Anders gesagt: Zunächst einmal vermittelt das Geld tatsächlich den Austausch von Waren beliebiger Herkunft untereinander. Zeitliche und örtliche Schranken der Produktion, wie sie neben den Zufällen individueller Bedürfnisse immer als Manko des „Naturaltausches“ ausgemalt werden („Der eine hat das (nicht), was sein gerade hereingeschneiter Tauschpartner (nicht) braucht...“), sind mit dem Geld beseitigt – ob das glücklich gelöste Problem außerhalb einer Geldwirtschaft, aus der man sich das Geld weggedacht hat, überhaupt eine Rolle spielen würde, mag dahingestellt bleiben. Deswegen ist das Geld aber noch lange keine „Recheneinheit“ und kein „Steuerungsinstrument“, das garantiert, dass Güter ihren Benützer finden. Immerhin macht es sich selbst zur Bedingung dafür, dass die Waren in Bewegung geraten und von ihrem ursprünglichen Besitzer zu ihrem Benützer gelangen. Vor dem allseits beliebten Resultat, dem gelungenen Austausch von Waren hier gegen Waren dort und anderswo, hat immerhin noch jede Ware ihre Verkäuflichkeit zu beweisen. Und das heißt: Sie muss sich nicht nur am Interesse an ihrem Gebrauchswert bewähren, sondern an der Zahlungsfähigkeit der Interessenten. Insofern verrichtet das Geld die ihm so hoch angerechnete Wohltat, den Gütern und Menschen als Verteilungsinstrument zu dienen, nur sehr bedingt. Unerfüllte Bedürfnisse zeugen ebenso deutlich wie unverkäufliche Waren davon, dass die Trennung von Kauf und Verkauf – jene „Technik“, die die Möglichkeit des Austauschs jeder beliebigen Ware gegen jede andere eröffnet – einen handfesten Gegensatz stiftet: Unterwegs kommt es offenbar so sehr aufs Geld an, dass Ware gar nicht erst zu Ware findet...

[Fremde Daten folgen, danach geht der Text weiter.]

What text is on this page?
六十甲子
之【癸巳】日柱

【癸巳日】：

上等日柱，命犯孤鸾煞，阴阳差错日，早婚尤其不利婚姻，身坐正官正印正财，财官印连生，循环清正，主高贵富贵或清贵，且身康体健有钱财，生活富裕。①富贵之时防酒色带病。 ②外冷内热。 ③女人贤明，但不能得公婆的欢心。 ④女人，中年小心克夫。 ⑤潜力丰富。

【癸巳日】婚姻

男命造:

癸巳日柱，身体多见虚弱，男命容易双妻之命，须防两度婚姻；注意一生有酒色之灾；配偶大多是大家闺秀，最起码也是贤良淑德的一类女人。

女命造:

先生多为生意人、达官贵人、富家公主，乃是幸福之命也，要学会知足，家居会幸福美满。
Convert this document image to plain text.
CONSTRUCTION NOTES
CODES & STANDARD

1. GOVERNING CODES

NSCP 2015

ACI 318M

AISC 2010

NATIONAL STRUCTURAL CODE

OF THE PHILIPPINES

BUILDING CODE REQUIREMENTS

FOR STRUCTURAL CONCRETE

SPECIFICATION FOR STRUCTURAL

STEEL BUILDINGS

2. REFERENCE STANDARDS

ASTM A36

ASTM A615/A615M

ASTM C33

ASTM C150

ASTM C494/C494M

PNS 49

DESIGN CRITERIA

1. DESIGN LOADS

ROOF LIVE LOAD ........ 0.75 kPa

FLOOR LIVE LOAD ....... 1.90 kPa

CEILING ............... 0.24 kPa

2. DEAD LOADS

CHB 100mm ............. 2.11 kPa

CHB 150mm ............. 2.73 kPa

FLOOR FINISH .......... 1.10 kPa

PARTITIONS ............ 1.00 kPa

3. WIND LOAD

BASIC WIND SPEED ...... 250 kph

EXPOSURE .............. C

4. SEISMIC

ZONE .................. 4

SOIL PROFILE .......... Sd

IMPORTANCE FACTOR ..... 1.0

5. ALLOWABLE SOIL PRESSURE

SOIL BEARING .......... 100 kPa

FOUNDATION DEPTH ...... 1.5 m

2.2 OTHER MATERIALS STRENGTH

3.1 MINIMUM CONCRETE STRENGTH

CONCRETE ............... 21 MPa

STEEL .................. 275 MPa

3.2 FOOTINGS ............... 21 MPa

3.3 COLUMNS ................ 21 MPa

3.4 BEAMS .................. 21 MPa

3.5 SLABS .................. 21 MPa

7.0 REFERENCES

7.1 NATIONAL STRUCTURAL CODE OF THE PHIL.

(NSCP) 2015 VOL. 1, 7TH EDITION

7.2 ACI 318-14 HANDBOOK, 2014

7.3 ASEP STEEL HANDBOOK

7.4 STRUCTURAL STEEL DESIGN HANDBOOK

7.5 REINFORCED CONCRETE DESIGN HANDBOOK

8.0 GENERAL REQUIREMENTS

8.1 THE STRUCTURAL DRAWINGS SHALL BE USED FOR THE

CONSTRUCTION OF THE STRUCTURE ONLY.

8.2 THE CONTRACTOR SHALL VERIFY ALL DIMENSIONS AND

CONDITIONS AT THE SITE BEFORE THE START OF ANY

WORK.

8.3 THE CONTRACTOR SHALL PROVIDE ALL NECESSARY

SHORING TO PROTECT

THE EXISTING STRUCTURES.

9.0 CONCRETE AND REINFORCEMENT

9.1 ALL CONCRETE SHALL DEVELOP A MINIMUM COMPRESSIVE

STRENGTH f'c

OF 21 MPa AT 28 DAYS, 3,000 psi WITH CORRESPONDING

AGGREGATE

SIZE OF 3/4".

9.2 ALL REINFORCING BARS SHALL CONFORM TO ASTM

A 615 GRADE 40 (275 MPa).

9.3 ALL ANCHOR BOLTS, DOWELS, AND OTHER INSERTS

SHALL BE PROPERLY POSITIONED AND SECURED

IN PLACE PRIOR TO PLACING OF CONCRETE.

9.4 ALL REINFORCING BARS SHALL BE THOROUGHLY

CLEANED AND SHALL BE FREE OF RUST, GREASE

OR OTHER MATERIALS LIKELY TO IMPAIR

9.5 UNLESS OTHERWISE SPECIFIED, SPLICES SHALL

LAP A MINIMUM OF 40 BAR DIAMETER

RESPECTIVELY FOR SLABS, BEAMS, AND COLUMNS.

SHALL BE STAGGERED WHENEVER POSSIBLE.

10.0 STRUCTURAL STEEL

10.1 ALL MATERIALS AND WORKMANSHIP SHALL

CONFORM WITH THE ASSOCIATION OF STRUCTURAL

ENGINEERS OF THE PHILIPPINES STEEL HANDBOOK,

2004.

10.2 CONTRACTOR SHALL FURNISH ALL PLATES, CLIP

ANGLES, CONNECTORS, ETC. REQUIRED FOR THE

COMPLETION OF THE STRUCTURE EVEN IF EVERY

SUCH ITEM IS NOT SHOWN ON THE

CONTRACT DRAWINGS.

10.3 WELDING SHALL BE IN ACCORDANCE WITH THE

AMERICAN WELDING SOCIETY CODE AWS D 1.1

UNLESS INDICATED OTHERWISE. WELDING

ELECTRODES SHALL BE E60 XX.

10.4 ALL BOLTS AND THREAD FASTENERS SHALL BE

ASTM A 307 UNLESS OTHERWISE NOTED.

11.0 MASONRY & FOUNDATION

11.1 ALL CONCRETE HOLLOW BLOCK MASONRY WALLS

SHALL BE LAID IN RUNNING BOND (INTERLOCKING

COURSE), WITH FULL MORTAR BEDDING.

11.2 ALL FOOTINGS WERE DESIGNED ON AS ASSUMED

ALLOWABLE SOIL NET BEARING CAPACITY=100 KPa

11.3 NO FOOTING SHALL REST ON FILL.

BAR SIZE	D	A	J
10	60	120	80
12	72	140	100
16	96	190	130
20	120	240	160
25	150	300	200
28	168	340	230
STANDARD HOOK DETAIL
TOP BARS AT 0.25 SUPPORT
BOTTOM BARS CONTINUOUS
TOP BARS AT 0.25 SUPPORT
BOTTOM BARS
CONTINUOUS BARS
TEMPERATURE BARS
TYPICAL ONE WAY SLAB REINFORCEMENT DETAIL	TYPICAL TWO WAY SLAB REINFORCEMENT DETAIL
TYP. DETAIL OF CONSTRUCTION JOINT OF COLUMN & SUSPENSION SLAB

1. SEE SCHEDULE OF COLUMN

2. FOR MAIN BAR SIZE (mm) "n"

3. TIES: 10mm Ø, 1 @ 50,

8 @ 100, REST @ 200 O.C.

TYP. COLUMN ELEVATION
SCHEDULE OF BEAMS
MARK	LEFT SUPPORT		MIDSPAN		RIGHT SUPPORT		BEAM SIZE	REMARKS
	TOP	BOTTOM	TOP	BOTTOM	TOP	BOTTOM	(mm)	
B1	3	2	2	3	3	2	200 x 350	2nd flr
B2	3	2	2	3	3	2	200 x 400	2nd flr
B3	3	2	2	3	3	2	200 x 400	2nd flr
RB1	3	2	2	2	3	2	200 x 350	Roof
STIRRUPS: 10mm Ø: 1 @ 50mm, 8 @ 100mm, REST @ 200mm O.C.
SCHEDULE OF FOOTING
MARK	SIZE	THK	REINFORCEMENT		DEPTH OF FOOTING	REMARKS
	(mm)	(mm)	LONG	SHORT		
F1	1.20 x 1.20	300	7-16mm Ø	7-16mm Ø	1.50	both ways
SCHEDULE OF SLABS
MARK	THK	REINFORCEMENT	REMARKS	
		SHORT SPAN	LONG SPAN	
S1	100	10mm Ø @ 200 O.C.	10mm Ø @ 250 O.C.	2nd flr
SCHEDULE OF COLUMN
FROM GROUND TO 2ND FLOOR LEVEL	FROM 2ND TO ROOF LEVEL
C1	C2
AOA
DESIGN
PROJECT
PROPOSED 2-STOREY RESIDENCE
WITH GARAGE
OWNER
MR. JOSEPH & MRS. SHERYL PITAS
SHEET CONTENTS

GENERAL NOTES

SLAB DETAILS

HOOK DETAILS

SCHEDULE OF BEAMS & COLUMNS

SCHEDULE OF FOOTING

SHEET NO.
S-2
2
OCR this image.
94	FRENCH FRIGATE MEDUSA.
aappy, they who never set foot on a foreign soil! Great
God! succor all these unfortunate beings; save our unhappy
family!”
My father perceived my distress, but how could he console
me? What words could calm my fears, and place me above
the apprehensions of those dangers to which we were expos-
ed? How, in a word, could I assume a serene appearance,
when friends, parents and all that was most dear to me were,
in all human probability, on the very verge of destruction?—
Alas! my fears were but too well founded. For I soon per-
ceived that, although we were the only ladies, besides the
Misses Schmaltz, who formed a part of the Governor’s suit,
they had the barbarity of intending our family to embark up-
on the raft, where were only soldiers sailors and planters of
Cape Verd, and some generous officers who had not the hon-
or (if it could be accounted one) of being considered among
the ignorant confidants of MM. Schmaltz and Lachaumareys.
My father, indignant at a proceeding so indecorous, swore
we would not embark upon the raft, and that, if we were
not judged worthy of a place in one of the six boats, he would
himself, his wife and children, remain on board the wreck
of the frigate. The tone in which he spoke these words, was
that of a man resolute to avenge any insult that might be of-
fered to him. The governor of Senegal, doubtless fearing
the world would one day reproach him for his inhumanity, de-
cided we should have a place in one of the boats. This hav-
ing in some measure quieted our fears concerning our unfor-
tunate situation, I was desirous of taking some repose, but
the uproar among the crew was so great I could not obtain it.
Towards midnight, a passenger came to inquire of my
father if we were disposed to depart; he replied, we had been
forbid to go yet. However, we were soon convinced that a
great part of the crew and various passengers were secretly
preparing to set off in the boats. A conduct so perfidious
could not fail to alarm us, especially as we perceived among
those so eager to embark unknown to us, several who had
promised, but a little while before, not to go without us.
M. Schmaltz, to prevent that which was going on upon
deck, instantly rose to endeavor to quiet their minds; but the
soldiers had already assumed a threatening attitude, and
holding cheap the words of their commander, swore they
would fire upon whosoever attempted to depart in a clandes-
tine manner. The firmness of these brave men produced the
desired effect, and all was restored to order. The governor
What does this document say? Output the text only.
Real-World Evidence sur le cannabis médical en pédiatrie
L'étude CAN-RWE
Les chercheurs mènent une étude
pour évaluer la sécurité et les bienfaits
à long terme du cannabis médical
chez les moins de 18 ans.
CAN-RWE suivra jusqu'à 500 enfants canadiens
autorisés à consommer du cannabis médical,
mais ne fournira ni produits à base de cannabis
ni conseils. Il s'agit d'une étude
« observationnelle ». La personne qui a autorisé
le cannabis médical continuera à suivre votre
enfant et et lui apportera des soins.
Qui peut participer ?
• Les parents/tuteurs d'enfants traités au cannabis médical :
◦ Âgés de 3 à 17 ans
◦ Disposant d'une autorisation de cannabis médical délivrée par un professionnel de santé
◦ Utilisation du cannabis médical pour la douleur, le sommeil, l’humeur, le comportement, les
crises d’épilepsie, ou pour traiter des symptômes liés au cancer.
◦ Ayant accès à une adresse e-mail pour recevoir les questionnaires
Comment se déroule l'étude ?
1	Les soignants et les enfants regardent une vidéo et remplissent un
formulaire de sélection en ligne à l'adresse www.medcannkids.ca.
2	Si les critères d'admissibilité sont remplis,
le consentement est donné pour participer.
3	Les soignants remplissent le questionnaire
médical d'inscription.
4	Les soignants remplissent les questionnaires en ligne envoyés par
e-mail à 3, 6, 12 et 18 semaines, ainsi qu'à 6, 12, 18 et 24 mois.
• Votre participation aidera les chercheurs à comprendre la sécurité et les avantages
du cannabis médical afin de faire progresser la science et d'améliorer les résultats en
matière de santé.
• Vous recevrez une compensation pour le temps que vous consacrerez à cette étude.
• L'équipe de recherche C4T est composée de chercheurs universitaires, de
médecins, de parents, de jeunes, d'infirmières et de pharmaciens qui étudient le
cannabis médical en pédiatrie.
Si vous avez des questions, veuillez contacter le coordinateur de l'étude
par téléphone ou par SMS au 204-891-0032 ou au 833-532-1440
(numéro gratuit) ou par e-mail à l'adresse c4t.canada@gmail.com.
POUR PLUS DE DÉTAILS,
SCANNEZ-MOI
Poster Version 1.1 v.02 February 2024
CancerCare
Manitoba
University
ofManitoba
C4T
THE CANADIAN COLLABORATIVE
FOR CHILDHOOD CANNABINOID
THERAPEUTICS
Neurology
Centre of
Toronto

Wenig Trost bietet da auch die angesichts der Störungen des Marktes erhobene Klage, das Geld würde mengenmäßig verkehrt gehandhabt und Störungen deshalb hervorrufen. Den Idealismus, „das“ Geld der Marktwirtschaft, in der es auf die ausschließliche Verfügung von Privateigentümern über Geld und Ware ankommt, zu einer Gesamtmenge zu addieren, mit der, wenn richtig bemessen, der „Markt geräumt“ und jedes Bedürfnis befriedigt würde, treibt ja doch keiner der einschlägigen Experten bis zu dem Vorschlag, für den guten Zweck der Warenverteilung und Menschenversorgung einfach mehr Geld unter die Leute zu bringen, damit ein fröhlich Kaufen und Verkaufen anhebt: Das geht auf keinen Fall, weil die Kaufkraft, die so geschaffen würde, durch höhere Preise ausgenützt und nur dazu führen würde, dass das Geld nichts mehr taugt... Auf die Anzahl der Geldeinheiten kommt es demzufolge also an: nicht im Hinblick auf den Dienst als Zirkulationsmittel, den das Geld angeblich so zweckmäßig versieht und bisweilen dann doch versagt, sondern weil es auf die Einheit ankommt, von deren Inhalt kein marktwirtschaftlicher Kopf etwas wissen will. Immerhin geben insofern selbst die Freunde der „quantitätstheoretischen“ Deutung der Inflation (deren Geheimnisse im übrigen im Kredit und nicht in den Güterbergen und Geldmengen liegen!) noch zu, dass der Markt für den Nutzen des Geldes geradezustehen hat und nicht umgekehrt.

 

Dass die Beschaffung von Geld, jener Privatmacht über den gesellschaftlichen Reichtum in „schlagfertiger Form“, den Zweck des Marktes ausmacht, lässt sich freilich leichter bemerken als über falsche Theorien, die sich dann am Interesse ihrer Urheber blamieren. Darauf sind vor allen Marxisten schon ganz andere Leute gekommen.